That bass line underscores Lamb’s approach to the piano, to jazz, and to music as a whole; he has studied the art of arranging since his college years at Berklee College of Music, and perfected it over the last decade, when he rededicated himself to music as a calling and a vocation. Lamb possesses superb technique, and the sure confidence to employ it only as needed on these tracks: no fireworks merely for fireworks’ sake. But it’s the arrangement of each song – the recasting of familiar works, through alterations in tempo, tonal color, and primarily harmony – that most distinguishes his approach, and he dedicates his technical prowess to that end.
The question I mentioned at the start is answered by each of the other standards Lamb has undertaken. Sometimes it manifests itself in the grand scheme of a song, as in “Summertime” as well a couple of the solo-piano tracks here: the rubato “My Funny Valentine,” on which he weaves a two-part invention, and “People,” where the melody gradually coalesces from its pointilistic opening. Elsewhere, the art of arrangement reveals itself in a small but telling detail, such as the closing moments of “O Grande Amor.” Lamb’s rendition of this bossa nova icon brims with lovely subtleties, but to me, one stands out – the glittery right-hand arpeggio at the end. It’s a little flourish of the sort first used by classical composers of the 18th century and later adapted by jazz musicians as a light exclamation point to an arrangement. But where most artists would end the performance right there, Lamb sustains the underlying left-hand chord, allowing it to decay naturally and returning the listener, however briefly, to the song’s trademark mixture of bitter and sweet – what the Brazilians call saudade. What might have been a cute gimmick becomes, instead, a momentary burst of sunlight that brightens the melancholia without dispelling it altogether.
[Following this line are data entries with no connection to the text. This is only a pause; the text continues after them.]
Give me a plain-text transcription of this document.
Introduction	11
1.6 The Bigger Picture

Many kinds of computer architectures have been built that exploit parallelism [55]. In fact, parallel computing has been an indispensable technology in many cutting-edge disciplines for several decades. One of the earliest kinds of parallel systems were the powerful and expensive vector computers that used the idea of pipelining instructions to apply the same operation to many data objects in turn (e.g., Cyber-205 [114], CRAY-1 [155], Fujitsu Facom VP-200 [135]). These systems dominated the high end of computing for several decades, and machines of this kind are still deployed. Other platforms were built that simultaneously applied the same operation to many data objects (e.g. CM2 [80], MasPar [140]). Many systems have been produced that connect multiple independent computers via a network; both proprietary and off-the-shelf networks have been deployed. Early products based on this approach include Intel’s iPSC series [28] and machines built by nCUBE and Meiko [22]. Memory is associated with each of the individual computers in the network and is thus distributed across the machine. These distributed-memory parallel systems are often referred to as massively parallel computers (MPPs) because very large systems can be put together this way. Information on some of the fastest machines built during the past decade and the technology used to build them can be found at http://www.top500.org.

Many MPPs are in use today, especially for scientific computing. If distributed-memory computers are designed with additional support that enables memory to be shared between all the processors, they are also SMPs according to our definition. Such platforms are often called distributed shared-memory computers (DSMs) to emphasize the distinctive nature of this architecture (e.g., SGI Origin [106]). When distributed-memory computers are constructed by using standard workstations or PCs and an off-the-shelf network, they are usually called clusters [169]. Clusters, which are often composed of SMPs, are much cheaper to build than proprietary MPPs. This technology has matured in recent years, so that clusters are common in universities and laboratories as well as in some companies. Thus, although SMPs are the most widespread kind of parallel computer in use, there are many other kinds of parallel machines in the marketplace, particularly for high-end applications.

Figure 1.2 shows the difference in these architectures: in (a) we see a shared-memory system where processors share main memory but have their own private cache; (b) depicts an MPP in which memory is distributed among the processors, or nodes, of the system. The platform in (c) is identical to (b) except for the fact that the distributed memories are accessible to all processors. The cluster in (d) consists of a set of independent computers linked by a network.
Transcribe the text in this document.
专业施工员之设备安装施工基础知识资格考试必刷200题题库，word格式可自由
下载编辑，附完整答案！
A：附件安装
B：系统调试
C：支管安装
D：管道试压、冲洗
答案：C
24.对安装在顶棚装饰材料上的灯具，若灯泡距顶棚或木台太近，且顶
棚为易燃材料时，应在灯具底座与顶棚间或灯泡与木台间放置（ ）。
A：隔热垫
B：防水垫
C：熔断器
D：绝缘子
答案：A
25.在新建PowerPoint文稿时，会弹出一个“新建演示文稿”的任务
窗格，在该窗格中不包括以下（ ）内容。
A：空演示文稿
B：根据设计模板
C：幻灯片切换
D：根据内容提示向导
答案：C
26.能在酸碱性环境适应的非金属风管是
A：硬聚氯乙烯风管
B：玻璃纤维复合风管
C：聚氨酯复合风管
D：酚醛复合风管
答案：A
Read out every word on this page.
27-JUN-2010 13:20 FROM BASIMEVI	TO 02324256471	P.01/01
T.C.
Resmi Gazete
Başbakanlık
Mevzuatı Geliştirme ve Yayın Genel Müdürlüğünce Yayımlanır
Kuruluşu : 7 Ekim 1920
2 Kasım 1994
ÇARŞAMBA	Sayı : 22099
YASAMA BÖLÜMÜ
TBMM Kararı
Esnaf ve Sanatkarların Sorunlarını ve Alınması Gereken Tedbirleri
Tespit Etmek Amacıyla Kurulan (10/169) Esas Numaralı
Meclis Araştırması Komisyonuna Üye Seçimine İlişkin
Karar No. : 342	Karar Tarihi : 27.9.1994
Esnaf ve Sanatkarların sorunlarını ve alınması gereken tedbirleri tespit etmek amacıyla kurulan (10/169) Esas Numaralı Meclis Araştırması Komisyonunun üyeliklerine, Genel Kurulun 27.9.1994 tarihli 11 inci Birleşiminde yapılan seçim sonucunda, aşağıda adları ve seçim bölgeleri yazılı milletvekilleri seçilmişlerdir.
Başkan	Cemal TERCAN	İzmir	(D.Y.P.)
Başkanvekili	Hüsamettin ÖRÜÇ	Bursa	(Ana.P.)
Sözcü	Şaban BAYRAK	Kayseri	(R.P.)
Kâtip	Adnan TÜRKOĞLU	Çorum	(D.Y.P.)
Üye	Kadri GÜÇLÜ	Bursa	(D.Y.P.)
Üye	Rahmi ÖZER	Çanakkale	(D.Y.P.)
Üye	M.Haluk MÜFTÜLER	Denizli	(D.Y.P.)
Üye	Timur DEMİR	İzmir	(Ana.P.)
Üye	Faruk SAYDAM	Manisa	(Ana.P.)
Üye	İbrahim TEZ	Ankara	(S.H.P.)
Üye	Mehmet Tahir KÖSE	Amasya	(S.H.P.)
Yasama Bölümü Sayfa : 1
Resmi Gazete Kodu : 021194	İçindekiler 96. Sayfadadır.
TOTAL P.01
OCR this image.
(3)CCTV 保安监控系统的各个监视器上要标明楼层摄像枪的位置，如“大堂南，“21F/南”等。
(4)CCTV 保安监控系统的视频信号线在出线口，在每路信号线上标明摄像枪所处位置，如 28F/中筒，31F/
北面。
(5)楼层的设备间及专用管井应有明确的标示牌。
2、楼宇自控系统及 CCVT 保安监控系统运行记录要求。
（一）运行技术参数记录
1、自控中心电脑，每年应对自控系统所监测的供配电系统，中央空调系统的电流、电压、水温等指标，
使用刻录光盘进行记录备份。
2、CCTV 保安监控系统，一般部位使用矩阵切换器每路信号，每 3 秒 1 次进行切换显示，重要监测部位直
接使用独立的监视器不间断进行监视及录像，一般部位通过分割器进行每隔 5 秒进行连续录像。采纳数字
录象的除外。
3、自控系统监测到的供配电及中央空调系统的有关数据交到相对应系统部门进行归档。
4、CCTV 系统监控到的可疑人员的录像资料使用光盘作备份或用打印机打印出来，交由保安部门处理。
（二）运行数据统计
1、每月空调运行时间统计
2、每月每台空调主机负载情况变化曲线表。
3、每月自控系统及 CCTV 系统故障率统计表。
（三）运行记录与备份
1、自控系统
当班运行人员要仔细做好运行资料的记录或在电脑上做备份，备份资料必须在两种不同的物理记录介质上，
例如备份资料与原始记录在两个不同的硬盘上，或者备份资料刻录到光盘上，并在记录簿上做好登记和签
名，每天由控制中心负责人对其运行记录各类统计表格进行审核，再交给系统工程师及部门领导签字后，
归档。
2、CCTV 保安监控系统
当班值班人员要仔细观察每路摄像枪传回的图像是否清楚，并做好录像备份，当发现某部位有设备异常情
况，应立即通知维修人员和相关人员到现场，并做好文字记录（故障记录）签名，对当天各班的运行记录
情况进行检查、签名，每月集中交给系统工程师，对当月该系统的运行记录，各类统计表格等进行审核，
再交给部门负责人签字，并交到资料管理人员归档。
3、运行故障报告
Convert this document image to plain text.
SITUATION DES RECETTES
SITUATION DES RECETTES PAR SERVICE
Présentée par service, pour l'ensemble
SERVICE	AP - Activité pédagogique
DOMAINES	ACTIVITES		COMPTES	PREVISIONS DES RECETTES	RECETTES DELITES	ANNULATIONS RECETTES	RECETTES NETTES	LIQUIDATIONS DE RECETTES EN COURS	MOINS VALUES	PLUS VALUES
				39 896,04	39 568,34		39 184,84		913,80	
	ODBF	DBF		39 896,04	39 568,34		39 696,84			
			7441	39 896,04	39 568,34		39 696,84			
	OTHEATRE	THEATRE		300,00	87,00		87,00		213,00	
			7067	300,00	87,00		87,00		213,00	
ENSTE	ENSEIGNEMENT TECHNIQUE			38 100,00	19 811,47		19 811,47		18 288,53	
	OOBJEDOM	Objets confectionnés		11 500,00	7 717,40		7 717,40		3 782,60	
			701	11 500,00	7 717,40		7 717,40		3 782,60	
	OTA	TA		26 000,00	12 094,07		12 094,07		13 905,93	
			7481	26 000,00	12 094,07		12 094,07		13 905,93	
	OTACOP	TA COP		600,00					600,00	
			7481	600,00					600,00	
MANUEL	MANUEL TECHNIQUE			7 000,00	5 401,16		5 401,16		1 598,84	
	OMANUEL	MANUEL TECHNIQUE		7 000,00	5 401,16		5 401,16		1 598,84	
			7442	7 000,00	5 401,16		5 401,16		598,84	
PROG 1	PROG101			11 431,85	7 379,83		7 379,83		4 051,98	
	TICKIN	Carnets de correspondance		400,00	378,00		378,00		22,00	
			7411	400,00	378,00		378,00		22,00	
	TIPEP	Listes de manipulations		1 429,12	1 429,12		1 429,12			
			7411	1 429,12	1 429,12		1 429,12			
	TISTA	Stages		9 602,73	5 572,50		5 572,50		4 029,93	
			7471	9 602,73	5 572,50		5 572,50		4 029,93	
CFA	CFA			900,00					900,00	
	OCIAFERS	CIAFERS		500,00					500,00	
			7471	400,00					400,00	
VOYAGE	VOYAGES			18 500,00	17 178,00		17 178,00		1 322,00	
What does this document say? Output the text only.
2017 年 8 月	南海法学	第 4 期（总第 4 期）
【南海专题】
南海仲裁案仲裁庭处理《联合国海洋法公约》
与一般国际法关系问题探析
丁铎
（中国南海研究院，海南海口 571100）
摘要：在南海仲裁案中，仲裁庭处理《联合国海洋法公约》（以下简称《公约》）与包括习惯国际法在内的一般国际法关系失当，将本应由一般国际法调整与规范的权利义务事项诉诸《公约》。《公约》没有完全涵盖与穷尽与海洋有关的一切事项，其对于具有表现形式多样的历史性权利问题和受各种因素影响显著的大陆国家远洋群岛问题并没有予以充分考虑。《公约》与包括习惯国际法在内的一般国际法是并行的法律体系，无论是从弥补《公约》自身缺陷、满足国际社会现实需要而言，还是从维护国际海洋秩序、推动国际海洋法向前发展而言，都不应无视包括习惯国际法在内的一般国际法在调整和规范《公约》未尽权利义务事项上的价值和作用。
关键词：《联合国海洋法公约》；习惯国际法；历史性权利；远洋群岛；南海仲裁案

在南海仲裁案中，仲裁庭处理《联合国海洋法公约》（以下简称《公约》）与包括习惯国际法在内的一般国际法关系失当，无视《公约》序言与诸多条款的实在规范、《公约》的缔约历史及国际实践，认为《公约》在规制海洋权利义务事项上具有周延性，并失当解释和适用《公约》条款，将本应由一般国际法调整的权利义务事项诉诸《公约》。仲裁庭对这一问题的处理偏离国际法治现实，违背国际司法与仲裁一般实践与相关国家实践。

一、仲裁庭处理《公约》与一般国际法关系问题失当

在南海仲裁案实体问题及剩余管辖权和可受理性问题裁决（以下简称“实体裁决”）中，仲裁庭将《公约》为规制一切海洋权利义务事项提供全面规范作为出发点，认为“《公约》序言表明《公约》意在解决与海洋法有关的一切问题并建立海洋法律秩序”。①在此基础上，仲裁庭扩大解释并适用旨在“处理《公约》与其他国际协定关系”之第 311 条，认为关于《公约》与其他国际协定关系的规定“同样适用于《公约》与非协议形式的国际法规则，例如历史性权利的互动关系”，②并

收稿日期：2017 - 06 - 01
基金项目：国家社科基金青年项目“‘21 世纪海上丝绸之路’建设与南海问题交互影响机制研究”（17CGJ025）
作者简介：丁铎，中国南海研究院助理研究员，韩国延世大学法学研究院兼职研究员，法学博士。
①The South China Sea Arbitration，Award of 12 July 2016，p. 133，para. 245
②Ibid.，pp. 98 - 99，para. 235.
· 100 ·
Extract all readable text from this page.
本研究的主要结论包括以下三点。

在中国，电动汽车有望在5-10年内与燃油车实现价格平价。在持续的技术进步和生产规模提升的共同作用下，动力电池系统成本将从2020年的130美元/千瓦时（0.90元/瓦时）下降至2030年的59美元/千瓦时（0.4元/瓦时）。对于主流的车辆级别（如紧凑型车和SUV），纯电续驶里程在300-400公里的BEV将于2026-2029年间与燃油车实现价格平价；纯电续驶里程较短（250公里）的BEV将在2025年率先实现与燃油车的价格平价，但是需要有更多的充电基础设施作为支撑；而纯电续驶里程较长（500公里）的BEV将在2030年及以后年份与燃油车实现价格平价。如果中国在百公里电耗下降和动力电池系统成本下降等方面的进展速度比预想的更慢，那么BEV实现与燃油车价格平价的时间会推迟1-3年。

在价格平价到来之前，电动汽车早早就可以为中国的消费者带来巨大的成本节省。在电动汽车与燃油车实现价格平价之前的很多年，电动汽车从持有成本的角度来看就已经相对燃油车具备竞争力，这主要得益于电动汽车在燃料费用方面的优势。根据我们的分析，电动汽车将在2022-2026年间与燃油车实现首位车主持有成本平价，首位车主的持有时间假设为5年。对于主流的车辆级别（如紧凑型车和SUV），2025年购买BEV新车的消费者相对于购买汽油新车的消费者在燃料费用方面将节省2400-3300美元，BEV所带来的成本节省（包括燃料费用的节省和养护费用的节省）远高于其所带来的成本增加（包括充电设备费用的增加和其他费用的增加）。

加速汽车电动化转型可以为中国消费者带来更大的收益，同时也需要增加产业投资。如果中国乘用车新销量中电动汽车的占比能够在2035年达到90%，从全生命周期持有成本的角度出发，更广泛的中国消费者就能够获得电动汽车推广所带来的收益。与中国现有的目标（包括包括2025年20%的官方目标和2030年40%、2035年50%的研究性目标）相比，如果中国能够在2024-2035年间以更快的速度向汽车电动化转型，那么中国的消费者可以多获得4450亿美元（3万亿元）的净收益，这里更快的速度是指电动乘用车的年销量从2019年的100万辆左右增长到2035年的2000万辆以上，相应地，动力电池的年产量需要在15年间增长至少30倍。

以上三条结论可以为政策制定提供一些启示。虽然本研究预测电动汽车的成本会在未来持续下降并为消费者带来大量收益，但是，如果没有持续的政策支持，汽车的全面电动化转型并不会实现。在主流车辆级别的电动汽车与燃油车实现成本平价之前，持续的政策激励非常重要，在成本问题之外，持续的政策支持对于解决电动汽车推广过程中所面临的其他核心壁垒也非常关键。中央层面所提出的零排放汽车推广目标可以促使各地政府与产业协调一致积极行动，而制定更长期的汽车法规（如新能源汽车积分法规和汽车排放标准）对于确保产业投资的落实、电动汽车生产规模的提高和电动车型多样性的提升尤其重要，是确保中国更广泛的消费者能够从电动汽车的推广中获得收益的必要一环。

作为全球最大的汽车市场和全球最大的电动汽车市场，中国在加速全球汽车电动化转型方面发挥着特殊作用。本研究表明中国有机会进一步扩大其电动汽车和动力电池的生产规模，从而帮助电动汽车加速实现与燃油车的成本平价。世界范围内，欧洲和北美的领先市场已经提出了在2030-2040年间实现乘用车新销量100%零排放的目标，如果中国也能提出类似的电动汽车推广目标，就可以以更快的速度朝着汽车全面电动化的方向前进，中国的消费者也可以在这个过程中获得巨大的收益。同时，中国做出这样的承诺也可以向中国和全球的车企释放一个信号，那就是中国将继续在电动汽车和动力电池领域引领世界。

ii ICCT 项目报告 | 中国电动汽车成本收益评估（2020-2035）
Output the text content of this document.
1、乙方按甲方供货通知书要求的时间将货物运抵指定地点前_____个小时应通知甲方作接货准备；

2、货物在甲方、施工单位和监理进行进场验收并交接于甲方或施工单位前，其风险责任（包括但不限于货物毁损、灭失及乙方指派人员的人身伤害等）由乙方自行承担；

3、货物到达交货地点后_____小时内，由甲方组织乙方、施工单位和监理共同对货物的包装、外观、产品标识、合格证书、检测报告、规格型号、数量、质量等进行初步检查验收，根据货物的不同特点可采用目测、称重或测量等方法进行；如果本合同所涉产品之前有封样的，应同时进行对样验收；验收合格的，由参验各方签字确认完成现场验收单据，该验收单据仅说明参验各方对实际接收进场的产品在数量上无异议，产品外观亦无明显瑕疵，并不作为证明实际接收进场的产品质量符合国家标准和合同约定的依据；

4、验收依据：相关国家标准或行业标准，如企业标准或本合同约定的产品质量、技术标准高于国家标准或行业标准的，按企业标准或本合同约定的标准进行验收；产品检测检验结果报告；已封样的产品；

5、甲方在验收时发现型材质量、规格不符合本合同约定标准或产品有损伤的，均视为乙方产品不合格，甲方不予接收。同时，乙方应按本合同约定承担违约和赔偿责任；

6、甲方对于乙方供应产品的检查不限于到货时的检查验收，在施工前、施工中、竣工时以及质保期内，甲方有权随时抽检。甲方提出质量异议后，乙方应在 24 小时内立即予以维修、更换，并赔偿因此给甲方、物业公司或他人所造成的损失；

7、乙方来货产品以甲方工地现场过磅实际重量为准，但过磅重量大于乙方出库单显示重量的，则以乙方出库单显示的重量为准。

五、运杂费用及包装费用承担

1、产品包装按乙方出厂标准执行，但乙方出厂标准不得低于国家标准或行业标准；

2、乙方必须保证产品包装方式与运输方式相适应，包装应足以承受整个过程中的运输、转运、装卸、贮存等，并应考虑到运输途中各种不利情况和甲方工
Lamb also displays his sense of context – another aspect of the art of arrangement – on the two compositions he wrote; it shows up in the tempos he chooses, in the way he presents and reiterates his melodies, and in the ways he deploys his top-drawer collaborators. On the ballad “Martita,” named for a long-ago romance that, says Lamb, “taught me a great deal about life,” he splits the theme statement between piano and bass, spotlighting the dimensions of Williams’s lyrical, singing tone to convey the song’s depth of feeling. And the title track would be far the poorer without Blackman Santana’s remarkable balance of pummeling power and saving grace – a quality she also brings to “Smile,” arguably the most fully realized of these tracks in its fusion of all the elements at Lamb’s disposal.
Bridges is the first in a series of what we may call “cameo collections” from Lamb – short albums of a half-dozen or so tunes, constituting a digital-age version of the vinyl era’s EP (Extended Play) releases, which will arrive a few times per year. Under the watchful gaze of veteran producer Jeff Weber, it was recorded live to two-tracks, meaning no post-production tweaks, no “fixes” to what took place in the studio, no splicing or dicing. What you hear is what they played, which is something you’d only undertake with musicians of this caliber.
The title Bridges represents the purpose underlying not only this collection but also Lamb’s goal for his music. In addition to the legendary older artists whose work he absorbed, these tracks “were cultivated by virtue of listening to some of the newer players – players like [pianists] Jason Moran and Gerald Clayton, [bassist] Ben Williams, [trumpeter] Christian Scott. . . . The idea was to take elements from the more traditional sources and connect them to where I saw some of the younger players were heading.” For many artists stuck in their ways, such a transit might be unimaginable. But thanks to Lamb’s well-grounded musicality, this bridge requires no suspension of disbelief.